Mini-projects are assigned in the third year and involve small groups of students working on real-world problems provided by faculty members or industry partners. These projects help students apply theoretical concepts to practical situations, develop teamwork skills, and enhance their problem-solving abilities.
The final-year project is a significant component of the program, requiring students to conduct independent research or collaborate with external organizations on complex disaster management challenges. Projects are supervised by faculty mentors who guide students through the research process, data collection, analysis, and presentation.

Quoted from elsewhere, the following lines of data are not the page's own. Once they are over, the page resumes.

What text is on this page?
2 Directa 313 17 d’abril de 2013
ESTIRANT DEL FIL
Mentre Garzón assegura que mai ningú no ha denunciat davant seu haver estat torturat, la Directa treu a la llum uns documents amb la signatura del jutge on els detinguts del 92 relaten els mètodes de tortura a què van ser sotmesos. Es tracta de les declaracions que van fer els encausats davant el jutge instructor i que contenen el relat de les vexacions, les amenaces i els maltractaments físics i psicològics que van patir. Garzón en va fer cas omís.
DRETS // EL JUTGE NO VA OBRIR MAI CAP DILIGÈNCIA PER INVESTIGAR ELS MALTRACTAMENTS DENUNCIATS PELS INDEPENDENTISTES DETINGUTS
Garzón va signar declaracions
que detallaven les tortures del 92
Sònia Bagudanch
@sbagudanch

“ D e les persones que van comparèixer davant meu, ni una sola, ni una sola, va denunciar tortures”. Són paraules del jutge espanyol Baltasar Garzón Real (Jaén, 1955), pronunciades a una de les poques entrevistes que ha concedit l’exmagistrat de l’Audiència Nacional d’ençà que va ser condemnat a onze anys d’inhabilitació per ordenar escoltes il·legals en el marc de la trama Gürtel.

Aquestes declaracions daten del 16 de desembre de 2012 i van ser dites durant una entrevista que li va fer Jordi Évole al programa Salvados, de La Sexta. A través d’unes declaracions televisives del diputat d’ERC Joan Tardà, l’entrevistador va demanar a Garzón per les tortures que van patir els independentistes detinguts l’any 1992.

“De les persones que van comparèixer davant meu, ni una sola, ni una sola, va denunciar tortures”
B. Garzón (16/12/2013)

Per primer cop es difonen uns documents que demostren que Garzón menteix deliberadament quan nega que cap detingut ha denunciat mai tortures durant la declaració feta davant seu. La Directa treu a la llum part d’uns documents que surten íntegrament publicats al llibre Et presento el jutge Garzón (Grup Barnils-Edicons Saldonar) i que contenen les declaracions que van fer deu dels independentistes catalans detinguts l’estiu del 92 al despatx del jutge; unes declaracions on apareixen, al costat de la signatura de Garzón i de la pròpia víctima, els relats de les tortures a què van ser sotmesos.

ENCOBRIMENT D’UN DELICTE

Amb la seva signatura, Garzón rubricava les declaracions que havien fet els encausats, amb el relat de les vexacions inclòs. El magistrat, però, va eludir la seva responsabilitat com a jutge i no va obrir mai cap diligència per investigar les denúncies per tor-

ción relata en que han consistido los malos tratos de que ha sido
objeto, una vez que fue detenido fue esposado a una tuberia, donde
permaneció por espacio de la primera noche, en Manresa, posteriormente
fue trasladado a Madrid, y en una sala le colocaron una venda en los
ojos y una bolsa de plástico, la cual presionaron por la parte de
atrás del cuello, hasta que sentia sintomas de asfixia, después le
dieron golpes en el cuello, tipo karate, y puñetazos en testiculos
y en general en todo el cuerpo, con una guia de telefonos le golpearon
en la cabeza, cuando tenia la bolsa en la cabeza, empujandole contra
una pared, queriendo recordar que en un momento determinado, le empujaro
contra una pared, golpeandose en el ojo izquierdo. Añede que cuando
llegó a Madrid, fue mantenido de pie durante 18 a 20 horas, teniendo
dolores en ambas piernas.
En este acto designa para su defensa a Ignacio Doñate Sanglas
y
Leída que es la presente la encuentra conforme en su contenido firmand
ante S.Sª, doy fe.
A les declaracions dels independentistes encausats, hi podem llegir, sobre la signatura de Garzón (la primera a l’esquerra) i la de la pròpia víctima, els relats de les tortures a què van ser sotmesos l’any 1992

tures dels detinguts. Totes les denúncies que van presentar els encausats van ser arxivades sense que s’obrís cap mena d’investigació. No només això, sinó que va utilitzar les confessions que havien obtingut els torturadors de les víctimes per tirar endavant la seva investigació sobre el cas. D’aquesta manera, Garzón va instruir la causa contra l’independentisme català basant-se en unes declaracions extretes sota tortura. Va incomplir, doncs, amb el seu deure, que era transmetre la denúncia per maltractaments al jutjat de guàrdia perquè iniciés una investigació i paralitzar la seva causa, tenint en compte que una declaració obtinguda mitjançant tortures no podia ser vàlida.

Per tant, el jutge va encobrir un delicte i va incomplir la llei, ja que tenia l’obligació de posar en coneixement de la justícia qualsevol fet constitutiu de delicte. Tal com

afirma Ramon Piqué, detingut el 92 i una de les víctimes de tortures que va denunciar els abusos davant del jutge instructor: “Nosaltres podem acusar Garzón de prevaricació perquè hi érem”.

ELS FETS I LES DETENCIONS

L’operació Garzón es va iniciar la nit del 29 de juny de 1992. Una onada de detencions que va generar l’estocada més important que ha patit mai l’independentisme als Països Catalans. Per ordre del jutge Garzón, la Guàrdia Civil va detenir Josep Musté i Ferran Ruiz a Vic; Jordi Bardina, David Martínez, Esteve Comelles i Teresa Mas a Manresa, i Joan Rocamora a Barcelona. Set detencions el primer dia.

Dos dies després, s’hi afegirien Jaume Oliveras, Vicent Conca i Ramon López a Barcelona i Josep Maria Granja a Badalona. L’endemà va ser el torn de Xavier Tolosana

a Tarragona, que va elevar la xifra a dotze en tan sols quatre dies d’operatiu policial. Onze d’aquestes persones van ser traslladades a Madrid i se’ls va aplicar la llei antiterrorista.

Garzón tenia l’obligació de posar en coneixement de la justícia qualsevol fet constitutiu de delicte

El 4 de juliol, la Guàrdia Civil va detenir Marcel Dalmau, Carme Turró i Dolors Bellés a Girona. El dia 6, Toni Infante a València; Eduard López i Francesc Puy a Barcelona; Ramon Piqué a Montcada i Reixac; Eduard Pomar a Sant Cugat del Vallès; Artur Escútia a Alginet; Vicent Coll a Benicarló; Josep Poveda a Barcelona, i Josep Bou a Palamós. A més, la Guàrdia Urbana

Students can choose from a wide range of topics related to their interests or industry needs. For example, a group might develop an AI-powered flood prediction model, create a community resilience plan for a vulnerable district, or evaluate the effectiveness of early warning systems in rural areas. The evaluation criteria include innovation, technical rigor, impact potential, and presentation quality.